There is no part of the design thinking process I dislike more than the interviewing stage (called Empathy on my school’s model). This is ironic, of course, because it becomes very difficult to do the rest of the process without this step and defeats the purpose of the process in general.
I have long been awkward around people I don’t know very well, and while I am working on it in general, the interview phase requires that you are around people for rather long amounts of time trying to learn about very specific things, rather than just casual conversation, and that is probably the hardest part for me.

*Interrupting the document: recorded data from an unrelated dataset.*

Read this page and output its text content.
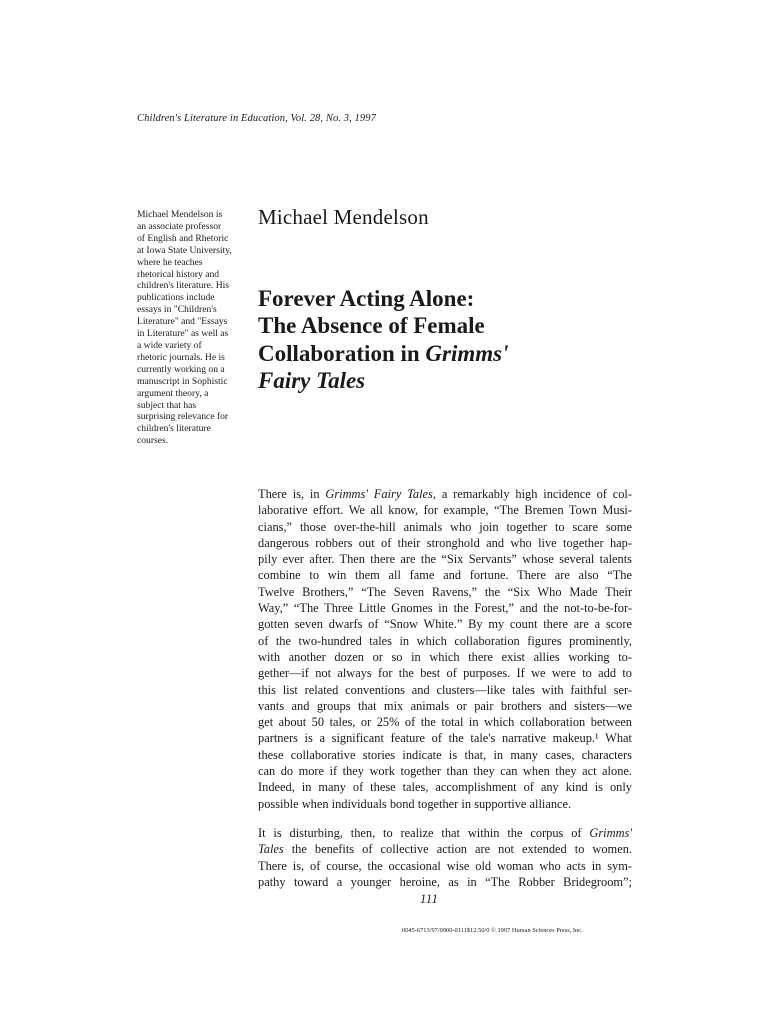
Children's Literature in Education, Vol. 28, No. 3, 1997
Michael Mendelson is
an associate professor
of English and Rhetoric
at Iowa State University,
where he teaches
rhetorical history and
children's literature. His
publications include
essays in "Children's
Literature" and "Essays
in Literature" as well as
a wide variety of
rhetoric journals. He is
currently working on a
manuscript in Sophistic
argument theory, a
subject that has
surprising relevance for
children's literature
courses.
Michael Mendelson
Forever Acting Alone:
The Absence of Female
Collaboration in Grimms'
Fairy Tales
There is, in Grimms' Fairy Tales, a remarkably high incidence of col-
laborative effort. We all know, for example, “The Bremen Town Musi-
cians,” those over-the-hill animals who join together to scare some
dangerous robbers out of their stronghold and who live together hap-
pily ever after. Then there are the “Six Servants” whose several talents
combine to win them all fame and fortune. There are also “The
Twelve Brothers,” “The Seven Ravens,” the “Six Who Made Their
Way,” “The Three Little Gnomes in the Forest,” and the not-to-be-for-
gotten seven dwarfs of “Snow White.” By my count there are a score
of the two-hundred tales in which collaboration figures prominently,
with another dozen or so in which there exist allies working to-
gether—if not always for the best of purposes. If we were to add to
this list related conventions and clusters—like tales with faithful ser-
vants and groups that mix animals or pair brothers and sisters—we
get about 50 tales, or 25% of the total in which collaboration between
partners is a significant feature of the tale's narrative makeup.¹ What
these collaborative stories indicate is that, in many cases, characters
can do more if they work together than they can when they act alone.
Indeed, in many of these tales, accomplishment of any kind is only
possible when individuals bond together in supportive alliance.
It is disturbing, then, to realize that within the corpus of Grimms'
Tales the benefits of collective action are not extended to women.
There is, of course, the occasional wise old woman who acts in sym-
pathy toward a younger heroine, as in “The Robber Bridegroom”;
111
0045-6713/97/0900-0111$12.50/0 © 1997 Human Sciences Press, Inc.
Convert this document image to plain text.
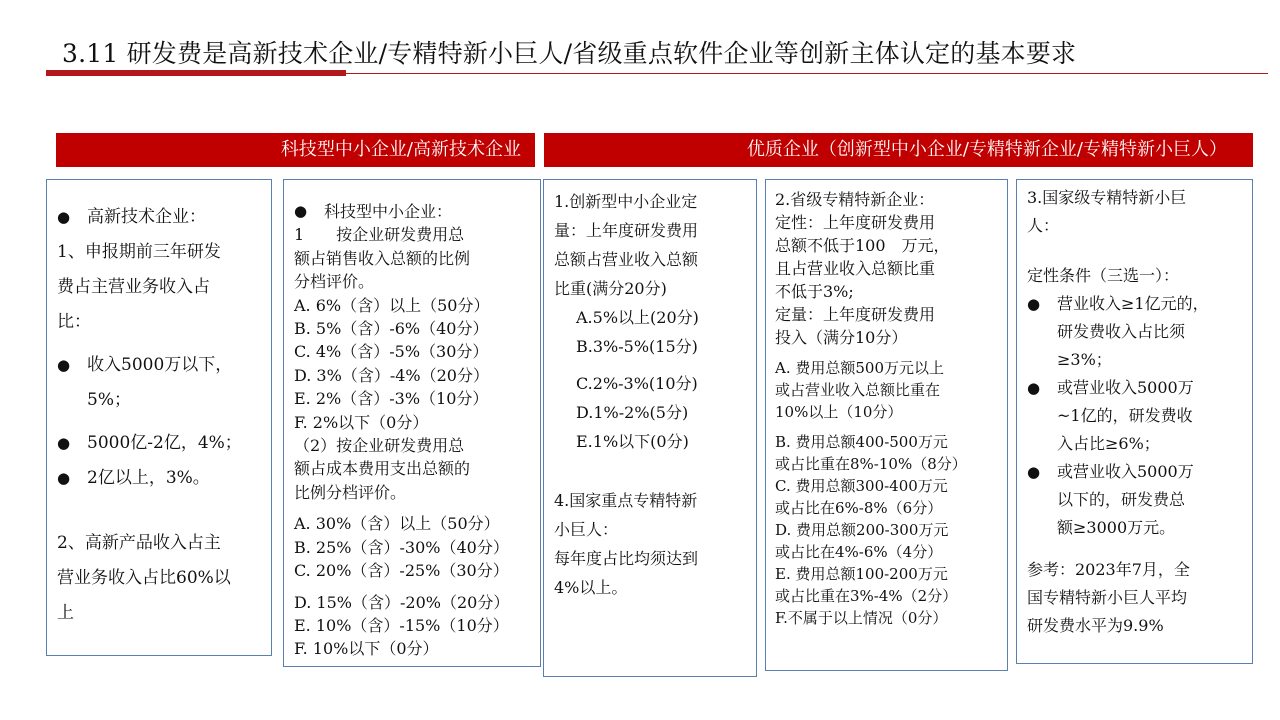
3.11 研发费是高新技术企业/专精特新小巨人/省级重点软件企业等创新主体认定的基本要求
科技型中小企业/高新技术企业	优质企业（创新型中小企业/专精特新企业/专精特新小巨人）
● 高新技术企业：
1、申报期前三年研发
费占主营业务收入占
比：
● 收入5000万以下，
5%；
● 5000亿-2亿，4%；
● 2亿以上，3%。
2、高新产品收入占主
营业务收入占比60%以
上
●	科技型中小企业：
1　　按企业研发费用总
额占销售收入总额的比例
分档评价。
A. 6%（含）以上（50分）
B. 5%（含）-6%（40分）
C. 4%（含）-5%（30分）
D. 3%（含）-4%（20分）
E. 2%（含）-3%（10分）
F. 2%以下（0分）
（2）按企业研发费用总
额占成本费用支出总额的
比例分档评价。
A. 30%（含）以上（50分）
B. 25%（含）-30%（40分）
C. 20%（含）-25%（30分）
D. 15%（含）-20%（20分）
E. 10%（含）-15%（10分）
F. 10%以下（0分）
1.创新型中小企业定
量：上年度研发费用
总额占营业收入总额
比重(满分20分)
A.5%以上(20分)
B.3%-5%(15分)
C.2%-3%(10分)
D.1%-2%(5分)
E.1%以下(0分)
4.国家重点专精特新
小巨人：
每年度占比均须达到
4%以上。
2.省级专精特新企业：
定性：上年度研发费用
总额不低于100　万元，
且占营业收入总额比重
不低于3%;
定量：上年度研发费用
投入（满分10分）
A. 费用总额500万元以上
或占营业收入总额比重在
10%以上（10分）
B. 费用总额400-500万元
或占比重在8%-10%（8分）
C. 费用总额300-400万元
或占比在6%-8%（6分）
D. 费用总额200-300万元
或占比在4%-6%（4分）
E. 费用总额100-200万元
或占比重在3%-4%（2分）
F.不属于以上情况（0分）
3.国家级专精特新小巨
人：
定性条件（三选一）：
●	营业收入≥1亿元的，
研发费收入占比须
≥3%；
●	或营业收入5000万
~1亿的，研发费收
入占比≥6%；
●	或营业收入5000万
以下的，研发费总
额≥3000万元。
参考：2023年7月，全
国专精特新小巨人平均
研发费水平为9.9%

I’m always afraid my questions won’t get me what I want/need. I get frustrated when someone I am interviewing isn’t engaged and giving me useful answers, especially when I know the questions are good because other people were about to answer them in depth. I’m never quite sure what to ask to get people to go deeper or how to pick the right trail to go down.
During this design brief, though, I’ve become better at interviewing. Maybe it’s because we’ve had to do so many and practice makes perfect. Maybe it’s just a culmination of all of the things I’ve learned about interviewing in the past finally helping me make the right decisions. Maybe I’m growing out of my awkwardness. Whatever it is, I’m grateful because it’s making me dread interviewing less.
One example of a good interview I had recently was with the founder of the preschool Turning Sun. My group didn’t really know what we were walking into, which made it rather difficult to prepare questions ahead of time. This meant I got more practice thinking on my feet, and in the end I felt like I got my best answers yet from this interview.
Next on our plate is prototyping, and this will be another area of growth for me as I will be learning more about SketchUp and how it works as I build out out models.